Competition law and policy experts gathered in Geneva on 7 July to explore the manner in which competition policy, laws and authorities contribute to achieving sustainable and inclusive economic development. The meeting, held during the fourteenth session of the Intergovernmental Group of Experts on Competition Law and Policy, also considered the coherence of competition policy with other public policies.

Competition policy works in tandem with other public policies and processes to enable a competitive business environment to develop. Inclusive long-term economic growth and sustainable development is linked to the way in which all these policies inter-connect.

With this in mind, UNCTAD invited officials from Organisation for Economic Co-operation and Development (OECD), the World Intellectual Property Organization (WIPO) and the World Trade Organization (WTO) to attend its meeting on competition policy and development.

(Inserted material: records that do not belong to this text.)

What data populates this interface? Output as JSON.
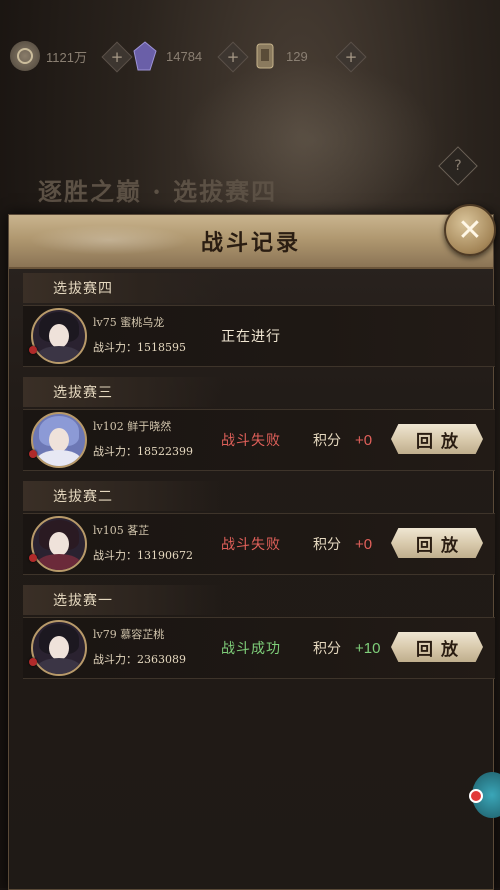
{
  "resources": [
    {
      "icon": "coin-icon",
      "value": "1121万"
    },
    {
      "icon": "crystal-icon",
      "value": "14784"
    },
    {
      "icon": "scroll-icon",
      "value": "129"
    }
  ],
  "background_title": "逐胜之巅 · 选拔赛四",
  "help_label": "?",
  "panel": {
    "title": "战斗记录",
    "close_label": "✕"
  },
  "score_label": "积分",
  "replay_label": "回放",
  "records": [
    {
      "round": "选拔赛四",
      "level_name": "lv75 蜜桃乌龙",
      "power": "战斗力：1518595",
      "result": "正在进行",
      "result_type": "ongoing",
      "score": "",
      "show_replay": false
    },
    {
      "round": "选拔赛三",
      "level_name": "lv102 鲜于晓然",
      "power": "战斗力：18522399",
      "result": "战斗失败",
      "result_type": "lose",
      "score": "+0",
      "show_replay": true
    },
    {
      "round": "选拔赛二",
      "level_name": "lv105 茖芷",
      "power": "战斗力：13190672",
      "result": "战斗失败",
      "result_type": "lose",
      "score": "+0",
      "show_replay": true
    },
    {
      "round": "选拔赛一",
      "level_name": "lv79 慕容芷桃",
      "power": "战斗力：2363089",
      "result": "战斗成功",
      "result_type": "win",
      "score": "+10",
      "show_replay": true
    }
  ]
}
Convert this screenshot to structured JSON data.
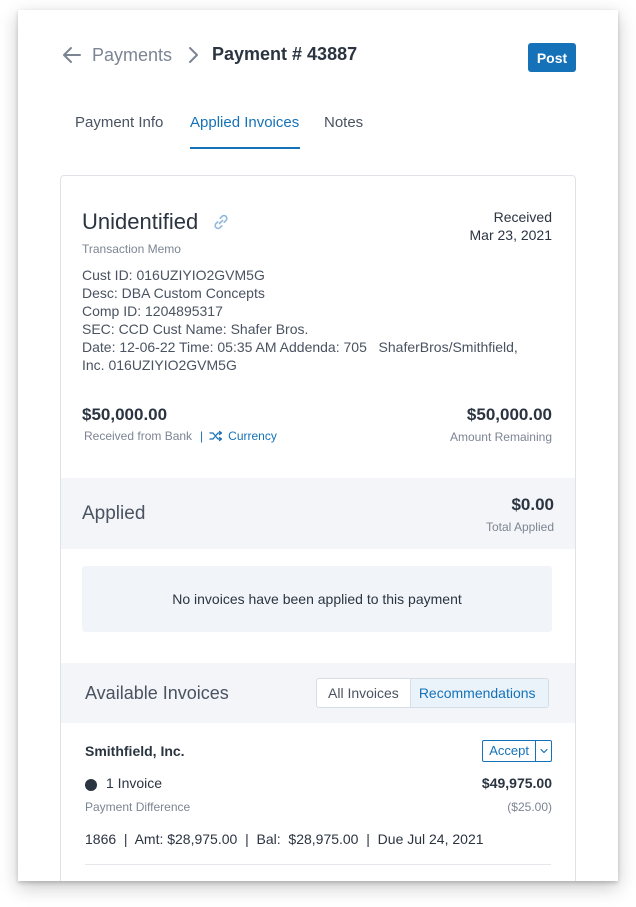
{
  "header": {
    "breadcrumb_parent": "Payments",
    "breadcrumb_current": "Payment # 43887",
    "post_label": "Post"
  },
  "tabs": [
    {
      "label": "Payment Info",
      "active": false
    },
    {
      "label": "Applied Invoices",
      "active": true
    },
    {
      "label": "Notes",
      "active": false
    }
  ],
  "transaction": {
    "title": "Unidentified",
    "memo_label": "Transaction Memo",
    "received_label": "Received",
    "received_date": "Mar 23, 2021",
    "memo_lines": [
      "Cust ID: 016UZIYIO2GVM5G",
      "Desc: DBA Custom Concepts",
      "Comp ID: 1204895317",
      "SEC: CCD Cust Name: Shafer Bros.",
      "Date: 12-06-22 Time: 05:35 AM Addenda: 705   ShaferBros/Smithfield,",
      "Inc. 016UZIYIO2GVM5G"
    ],
    "received_amount": "$50,000.00",
    "received_from_label": "Received from Bank",
    "separator": "|",
    "currency_link": "Currency",
    "remaining_amount": "$50,000.00",
    "remaining_label": "Amount Remaining"
  },
  "applied": {
    "title": "Applied",
    "amount": "$0.00",
    "amount_label": "Total Applied",
    "empty_message": "No invoices have been applied to this payment"
  },
  "available": {
    "title": "Available Invoices",
    "toggle": {
      "options": [
        "All Invoices",
        "Recommendations"
      ],
      "active": "Recommendations"
    },
    "customers": [
      {
        "name": "Smithfield, Inc.",
        "accept_label": "Accept",
        "invoice_count": "1 Invoice",
        "invoice_total": "$49,975.00",
        "difference_label": "Payment Difference",
        "difference_amount": "($25.00)",
        "invoice_line": "1866  |  Amt: $28,975.00  |  Bal:  $28,975.00  |  Due Jul 24, 2021"
      }
    ]
  },
  "colors": {
    "accent": "#1672b8",
    "text": "#2b3441",
    "muted": "#7c8593",
    "band": "#f3f5f8"
  }
}
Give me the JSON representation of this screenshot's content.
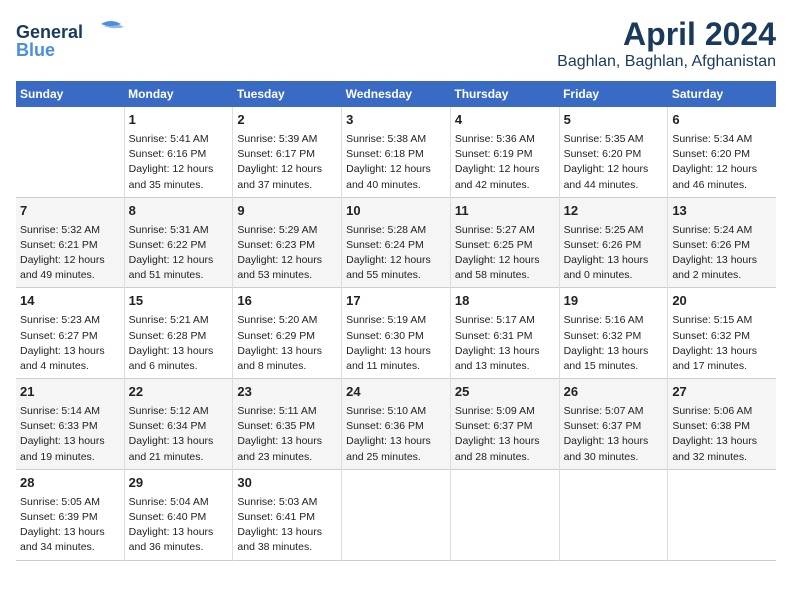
{
  "logo": {
    "line1": "General",
    "line2": "Blue"
  },
  "title": "April 2024",
  "subtitle": "Baghlan, Baghlan, Afghanistan",
  "days_header": [
    "Sunday",
    "Monday",
    "Tuesday",
    "Wednesday",
    "Thursday",
    "Friday",
    "Saturday"
  ],
  "weeks": [
    [
      {
        "day": "",
        "content": ""
      },
      {
        "day": "1",
        "content": "Sunrise: 5:41 AM\nSunset: 6:16 PM\nDaylight: 12 hours\nand 35 minutes."
      },
      {
        "day": "2",
        "content": "Sunrise: 5:39 AM\nSunset: 6:17 PM\nDaylight: 12 hours\nand 37 minutes."
      },
      {
        "day": "3",
        "content": "Sunrise: 5:38 AM\nSunset: 6:18 PM\nDaylight: 12 hours\nand 40 minutes."
      },
      {
        "day": "4",
        "content": "Sunrise: 5:36 AM\nSunset: 6:19 PM\nDaylight: 12 hours\nand 42 minutes."
      },
      {
        "day": "5",
        "content": "Sunrise: 5:35 AM\nSunset: 6:20 PM\nDaylight: 12 hours\nand 44 minutes."
      },
      {
        "day": "6",
        "content": "Sunrise: 5:34 AM\nSunset: 6:20 PM\nDaylight: 12 hours\nand 46 minutes."
      }
    ],
    [
      {
        "day": "7",
        "content": "Sunrise: 5:32 AM\nSunset: 6:21 PM\nDaylight: 12 hours\nand 49 minutes."
      },
      {
        "day": "8",
        "content": "Sunrise: 5:31 AM\nSunset: 6:22 PM\nDaylight: 12 hours\nand 51 minutes."
      },
      {
        "day": "9",
        "content": "Sunrise: 5:29 AM\nSunset: 6:23 PM\nDaylight: 12 hours\nand 53 minutes."
      },
      {
        "day": "10",
        "content": "Sunrise: 5:28 AM\nSunset: 6:24 PM\nDaylight: 12 hours\nand 55 minutes."
      },
      {
        "day": "11",
        "content": "Sunrise: 5:27 AM\nSunset: 6:25 PM\nDaylight: 12 hours\nand 58 minutes."
      },
      {
        "day": "12",
        "content": "Sunrise: 5:25 AM\nSunset: 6:26 PM\nDaylight: 13 hours\nand 0 minutes."
      },
      {
        "day": "13",
        "content": "Sunrise: 5:24 AM\nSunset: 6:26 PM\nDaylight: 13 hours\nand 2 minutes."
      }
    ],
    [
      {
        "day": "14",
        "content": "Sunrise: 5:23 AM\nSunset: 6:27 PM\nDaylight: 13 hours\nand 4 minutes."
      },
      {
        "day": "15",
        "content": "Sunrise: 5:21 AM\nSunset: 6:28 PM\nDaylight: 13 hours\nand 6 minutes."
      },
      {
        "day": "16",
        "content": "Sunrise: 5:20 AM\nSunset: 6:29 PM\nDaylight: 13 hours\nand 8 minutes."
      },
      {
        "day": "17",
        "content": "Sunrise: 5:19 AM\nSunset: 6:30 PM\nDaylight: 13 hours\nand 11 minutes."
      },
      {
        "day": "18",
        "content": "Sunrise: 5:17 AM\nSunset: 6:31 PM\nDaylight: 13 hours\nand 13 minutes."
      },
      {
        "day": "19",
        "content": "Sunrise: 5:16 AM\nSunset: 6:32 PM\nDaylight: 13 hours\nand 15 minutes."
      },
      {
        "day": "20",
        "content": "Sunrise: 5:15 AM\nSunset: 6:32 PM\nDaylight: 13 hours\nand 17 minutes."
      }
    ],
    [
      {
        "day": "21",
        "content": "Sunrise: 5:14 AM\nSunset: 6:33 PM\nDaylight: 13 hours\nand 19 minutes."
      },
      {
        "day": "22",
        "content": "Sunrise: 5:12 AM\nSunset: 6:34 PM\nDaylight: 13 hours\nand 21 minutes."
      },
      {
        "day": "23",
        "content": "Sunrise: 5:11 AM\nSunset: 6:35 PM\nDaylight: 13 hours\nand 23 minutes."
      },
      {
        "day": "24",
        "content": "Sunrise: 5:10 AM\nSunset: 6:36 PM\nDaylight: 13 hours\nand 25 minutes."
      },
      {
        "day": "25",
        "content": "Sunrise: 5:09 AM\nSunset: 6:37 PM\nDaylight: 13 hours\nand 28 minutes."
      },
      {
        "day": "26",
        "content": "Sunrise: 5:07 AM\nSunset: 6:37 PM\nDaylight: 13 hours\nand 30 minutes."
      },
      {
        "day": "27",
        "content": "Sunrise: 5:06 AM\nSunset: 6:38 PM\nDaylight: 13 hours\nand 32 minutes."
      }
    ],
    [
      {
        "day": "28",
        "content": "Sunrise: 5:05 AM\nSunset: 6:39 PM\nDaylight: 13 hours\nand 34 minutes."
      },
      {
        "day": "29",
        "content": "Sunrise: 5:04 AM\nSunset: 6:40 PM\nDaylight: 13 hours\nand 36 minutes."
      },
      {
        "day": "30",
        "content": "Sunrise: 5:03 AM\nSunset: 6:41 PM\nDaylight: 13 hours\nand 38 minutes."
      },
      {
        "day": "",
        "content": ""
      },
      {
        "day": "",
        "content": ""
      },
      {
        "day": "",
        "content": ""
      },
      {
        "day": "",
        "content": ""
      }
    ]
  ]
}
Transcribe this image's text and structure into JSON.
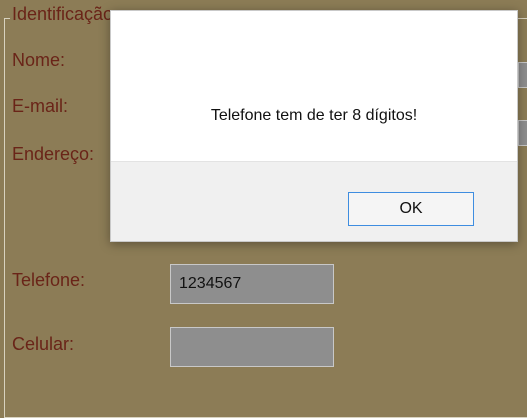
{
  "form": {
    "legend": "Identificação",
    "labels": {
      "nome": "Nome:",
      "email": "E-mail:",
      "endereco": "Endereço:",
      "telefone": "Telefone:",
      "celular": "Celular:"
    },
    "values": {
      "telefone": "1234567",
      "celular": ""
    }
  },
  "dialog": {
    "message": "Telefone tem de ter 8 dígitos!",
    "ok_label": "OK"
  }
}
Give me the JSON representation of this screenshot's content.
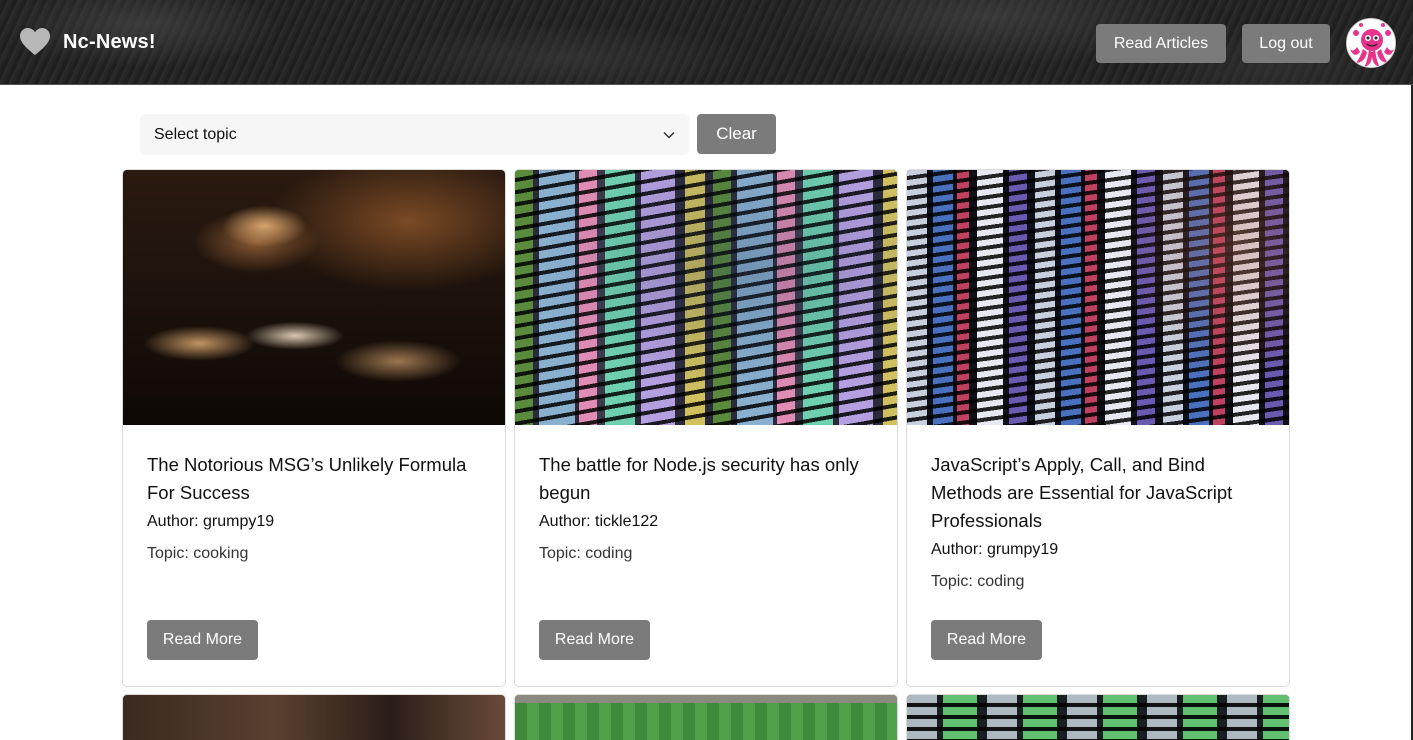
{
  "header": {
    "brand_icon": "heart-icon",
    "brand_title": "Nc-News!",
    "read_articles_label": "Read Articles",
    "logout_label": "Log out",
    "avatar_icon": "pink-octopus-avatar"
  },
  "filter": {
    "select_value": "Select topic",
    "clear_label": "Clear"
  },
  "articles": [
    {
      "title": "The Notorious MSG’s Unlikely Formula For Success",
      "author": "Author: grumpy19",
      "topic": "Topic: cooking",
      "read_more": "Read More",
      "image": "cooking-pan-photo"
    },
    {
      "title": "The battle for Node.js security has only begun",
      "author": "Author: tickle122",
      "topic": "Topic: coding",
      "read_more": "Read More",
      "image": "colorful-code-screen-photo"
    },
    {
      "title": "JavaScript’s Apply, Call, and Bind Methods are Essential for JavaScript Professionals",
      "author": "Author: grumpy19",
      "topic": "Topic: coding",
      "read_more": "Read More",
      "image": "dark-code-screen-photo"
    }
  ],
  "partial_cards": [
    {
      "image": "blurred-food-photo"
    },
    {
      "image": "football-pitch-aerial-photo"
    },
    {
      "image": "terminal-code-photo"
    }
  ],
  "colors": {
    "button_bg": "#7b7b7b",
    "button_text": "#ffffff",
    "header_bg": "#222222",
    "select_bg": "#f6f6f6"
  }
}
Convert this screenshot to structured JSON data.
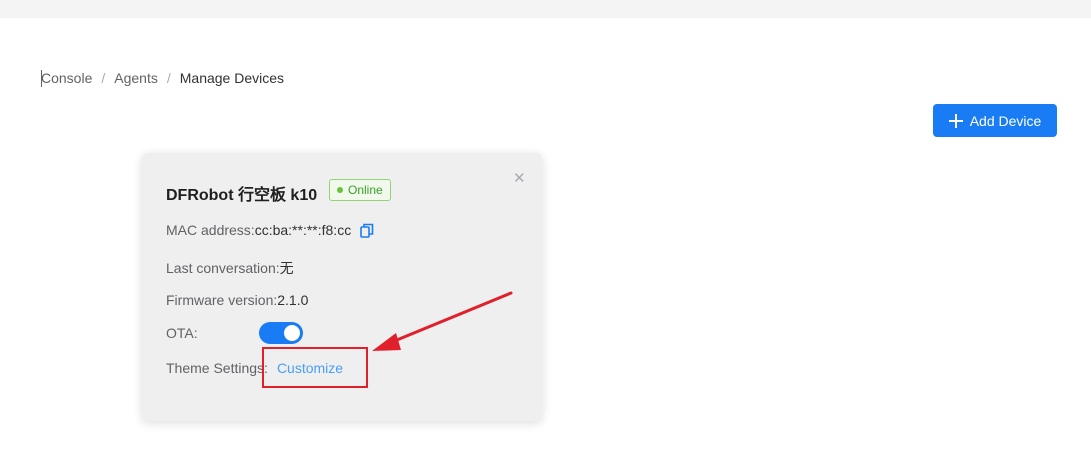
{
  "breadcrumb": {
    "items": [
      {
        "label": "Console"
      },
      {
        "label": "Agents"
      },
      {
        "label": "Manage Devices"
      }
    ],
    "separator": "/"
  },
  "toolbar": {
    "add_device_label": "Add Device"
  },
  "device_card": {
    "name": "DFRobot 行空板 k10",
    "status": "Online",
    "mac_label": "MAC address:",
    "mac_value": "cc:ba:**:**:f8:cc",
    "last_conversation_label": "Last conversation:",
    "last_conversation_value": "无",
    "firmware_label": "Firmware version:",
    "firmware_value": "2.1.0",
    "ota_label": "OTA:",
    "ota_enabled": true,
    "theme_label": "Theme Settings:",
    "theme_link": "Customize"
  },
  "colors": {
    "primary": "#1a7cf5",
    "status_green": "#67c23a",
    "annotation_red": "#e0202a",
    "link": "#4a9ff5"
  },
  "icons": {
    "add": "plus-icon",
    "copy": "copy-icon",
    "close": "close-icon",
    "status": "status-dot-icon"
  }
}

The discussions centered on the relationship of competition policy with policies in the following areas:

  • Innovation and intellectual property rights protection
  • Competitive neutrality
  • Good governance
  • Trade liberalization
  • Global value chains and international cooperation

The experts looked in particular at how these contribute to inclusive and sustainable growth in developing countries.

Academics Eleanor M. Fox, Professor of Trade Regulation at the New York University School of Law, and Alberto Heimler, Professor of Economics at the Italian School of Government, were among participants who shared their views and commented on the panelists' presentations. A debate involving experts from all over the world followed the presentations.

A broad consensus emerged that competition policy, as part of a wider policy mix regarding international trade, intellectual property protection, good governance, environmental and public procurement policies, among others, has a role to play in developing countries trying to achieve sustainable and inclusive development. The meeting was chaired by Malaysian Competition Commission member Sothi Rachagan, and introduced by John Fingleton, former Chief Executive of the United Kingdom's competition authority, formerly known as the Office of Fair Trading.

As the organization responsible for the coordination of work on competition issues within the United Nations system, UNCTAD provides a forum to member States for intergovernmental policy dialogue and consensus-building in this area.